Jim hopped off the porch in a manner of a man much younger than one his age, and he walked briskly toward the wheat field, which was a couple hundred yards from the house. Cindy watched him and his pace increased as did his stride. She looked at the large plane slowly descending out of the sky. Beneath each wing, two bulbous tires emerged.
She heard the door open and turned around. “What’s that noise?” Her husband asked. He stepped onto the porch and a few seconds later, Walter came out.
“Was there a plane show today?” Walter asked. “It sounds like one of the old ones grandpa used to fly.”
Gary stepped off the porch. His eyes grew as they fixated on the old bomber above the horizon. “Is this some sort of joke?”
Cindy’s faith was far greater than Gary’s doubts. “Dad was right,” she whispered to him.
“Grandpa!” Walter shot passed them, his unzipped windbreaker flapping behind, as he ran toward his grandpa, who was still walking toward the field.
Gary and Cindy watched him too, amazed. Gary swore when the B-17 touched down and grain flew up like smoke behind it. He broke into a run toward the field and Cindy followed.
The plane slowed to taxi until it stopped in front of Jim. In its wake, wheat continued to swirl like a storm as the four engines continued rumbling.
Walter was the first to catch up with Jim. He recognized his grandpa’s bomber coat, but not the young man wearing it. “What’d you do with my grandpa?” the boy yelled at the man and looked around. “Where is he?”
“Your grandpa needs to go,” Jim said. He squatted for a second and put his palm on the boy’s chest. “But the part of him you know will always be here.” Walter watched as his grandpa stuffed the old letter in the pocket of the windbreaker. “Remember,” he whispered.
Gary and Cindy stopped when they reached the pair. They were both amazed when they saw that Jim looked exactly like the young man in the photo on the piano. “Dad?” Cindy said, otherwise speechless.

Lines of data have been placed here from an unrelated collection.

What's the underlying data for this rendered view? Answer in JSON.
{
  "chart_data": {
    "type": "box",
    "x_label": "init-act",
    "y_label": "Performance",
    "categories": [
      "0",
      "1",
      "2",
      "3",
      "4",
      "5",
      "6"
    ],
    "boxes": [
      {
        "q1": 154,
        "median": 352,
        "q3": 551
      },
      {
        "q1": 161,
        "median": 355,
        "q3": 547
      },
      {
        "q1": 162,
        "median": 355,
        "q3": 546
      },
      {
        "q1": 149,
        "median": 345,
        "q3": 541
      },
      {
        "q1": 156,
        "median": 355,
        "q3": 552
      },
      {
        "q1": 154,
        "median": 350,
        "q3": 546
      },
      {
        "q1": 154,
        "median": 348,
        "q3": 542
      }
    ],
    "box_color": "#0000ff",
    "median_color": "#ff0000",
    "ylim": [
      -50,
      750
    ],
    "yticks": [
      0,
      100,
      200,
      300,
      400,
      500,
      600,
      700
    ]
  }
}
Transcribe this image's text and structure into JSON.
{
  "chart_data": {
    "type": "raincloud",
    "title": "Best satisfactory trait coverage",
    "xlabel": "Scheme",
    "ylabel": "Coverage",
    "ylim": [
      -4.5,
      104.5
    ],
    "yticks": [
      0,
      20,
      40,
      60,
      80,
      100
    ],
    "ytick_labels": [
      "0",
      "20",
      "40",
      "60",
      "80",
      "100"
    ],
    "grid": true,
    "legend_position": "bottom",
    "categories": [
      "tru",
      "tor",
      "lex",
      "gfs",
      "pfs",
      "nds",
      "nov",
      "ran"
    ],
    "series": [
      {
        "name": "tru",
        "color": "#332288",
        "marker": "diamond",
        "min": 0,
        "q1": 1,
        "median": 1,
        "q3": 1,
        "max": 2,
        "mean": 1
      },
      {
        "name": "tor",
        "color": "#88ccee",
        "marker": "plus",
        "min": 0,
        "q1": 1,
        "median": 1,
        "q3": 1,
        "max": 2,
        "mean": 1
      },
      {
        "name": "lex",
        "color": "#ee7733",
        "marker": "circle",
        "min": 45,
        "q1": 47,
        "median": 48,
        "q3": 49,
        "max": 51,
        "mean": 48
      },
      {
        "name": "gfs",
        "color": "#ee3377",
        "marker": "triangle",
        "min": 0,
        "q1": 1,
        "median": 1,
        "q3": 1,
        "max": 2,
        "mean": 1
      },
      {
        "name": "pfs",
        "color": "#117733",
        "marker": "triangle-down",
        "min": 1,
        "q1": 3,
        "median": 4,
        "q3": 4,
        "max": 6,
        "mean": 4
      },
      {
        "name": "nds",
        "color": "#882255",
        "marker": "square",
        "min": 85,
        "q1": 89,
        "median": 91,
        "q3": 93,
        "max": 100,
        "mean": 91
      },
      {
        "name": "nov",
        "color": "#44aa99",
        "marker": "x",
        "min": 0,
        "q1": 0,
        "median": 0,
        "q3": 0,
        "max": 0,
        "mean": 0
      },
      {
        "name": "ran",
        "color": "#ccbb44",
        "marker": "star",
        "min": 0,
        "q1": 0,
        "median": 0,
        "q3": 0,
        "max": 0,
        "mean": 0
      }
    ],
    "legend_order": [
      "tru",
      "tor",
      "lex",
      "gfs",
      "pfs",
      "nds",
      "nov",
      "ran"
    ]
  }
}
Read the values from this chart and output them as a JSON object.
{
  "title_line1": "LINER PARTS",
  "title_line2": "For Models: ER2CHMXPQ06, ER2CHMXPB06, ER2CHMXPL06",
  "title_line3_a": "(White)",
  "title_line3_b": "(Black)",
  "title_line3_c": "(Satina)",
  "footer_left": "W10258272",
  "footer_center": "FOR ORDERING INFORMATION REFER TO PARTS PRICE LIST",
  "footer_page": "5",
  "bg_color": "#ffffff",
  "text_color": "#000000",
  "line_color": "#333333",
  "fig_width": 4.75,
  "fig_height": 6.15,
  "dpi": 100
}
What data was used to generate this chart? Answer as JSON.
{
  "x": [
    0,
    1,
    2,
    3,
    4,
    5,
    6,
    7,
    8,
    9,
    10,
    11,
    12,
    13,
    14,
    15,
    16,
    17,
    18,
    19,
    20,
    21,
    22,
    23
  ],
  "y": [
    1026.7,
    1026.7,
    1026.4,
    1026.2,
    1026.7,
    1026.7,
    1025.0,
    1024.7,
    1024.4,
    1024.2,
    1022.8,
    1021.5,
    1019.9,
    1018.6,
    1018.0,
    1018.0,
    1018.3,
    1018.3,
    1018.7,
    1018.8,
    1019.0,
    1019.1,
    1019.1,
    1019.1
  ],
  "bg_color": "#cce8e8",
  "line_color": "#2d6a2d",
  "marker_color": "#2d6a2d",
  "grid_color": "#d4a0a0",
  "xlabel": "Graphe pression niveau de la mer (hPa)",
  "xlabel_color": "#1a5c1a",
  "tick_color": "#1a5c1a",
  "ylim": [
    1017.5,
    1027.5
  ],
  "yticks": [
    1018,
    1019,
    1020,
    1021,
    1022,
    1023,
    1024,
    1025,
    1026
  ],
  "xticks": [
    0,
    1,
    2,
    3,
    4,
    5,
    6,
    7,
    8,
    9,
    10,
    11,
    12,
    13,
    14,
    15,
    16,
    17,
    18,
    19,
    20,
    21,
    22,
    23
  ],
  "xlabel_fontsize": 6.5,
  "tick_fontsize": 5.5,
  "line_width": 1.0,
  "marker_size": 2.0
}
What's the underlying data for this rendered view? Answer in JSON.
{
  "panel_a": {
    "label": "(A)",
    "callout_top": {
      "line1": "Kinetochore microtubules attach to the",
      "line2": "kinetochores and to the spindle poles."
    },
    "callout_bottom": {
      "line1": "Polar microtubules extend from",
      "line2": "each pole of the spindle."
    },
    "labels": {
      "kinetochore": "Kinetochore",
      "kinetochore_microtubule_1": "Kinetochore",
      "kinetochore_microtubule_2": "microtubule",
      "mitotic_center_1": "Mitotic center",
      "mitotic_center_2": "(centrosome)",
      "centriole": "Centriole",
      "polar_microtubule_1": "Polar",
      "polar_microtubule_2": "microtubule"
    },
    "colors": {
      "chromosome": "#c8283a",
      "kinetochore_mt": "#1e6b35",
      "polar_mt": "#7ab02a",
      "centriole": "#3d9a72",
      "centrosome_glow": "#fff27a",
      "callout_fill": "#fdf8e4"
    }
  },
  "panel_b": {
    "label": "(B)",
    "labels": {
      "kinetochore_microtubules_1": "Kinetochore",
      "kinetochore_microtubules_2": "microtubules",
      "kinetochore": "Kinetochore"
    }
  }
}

A door near the rear section of the plane opened, and the man who poked his head out was the manifestation of a ghost from the old photo. I think that’s Rick, Cindy said to Gary. Jim walked over to the plane and reached up. Rick reached down for Jim.
“I knew you’d come,” Jim said. “Thank you for the time.”
Their hands connected. Rick looked at Jim’s family and said, “Time well-spent, I see.” Rick hoisted Jim aboard. “Sorry about the wheat.”
Jim shook his head. “I told him not to plant.”
“How is this possible,” Gary said to Cindy. They couldn’t hear what the two fliers were saying.
“I don’t know,” she said. “Maybe all it took was faith. Dad always believed.”
Walter looked up at his folks. “What happened to grandpa?”
From the doorway of the bomber, Jim saluted them. They waved as the door closed. The engines roared as they developed power and again, wheat darkened the air.
As the B-17 turned around, the family shielded their faces with their hands. Eventually the plane was down the field far enough so they could open their eyes without getting blinded by grains and dust. Seconds later, the bomber and its crew left the ground for the last time and disappeared into the sky.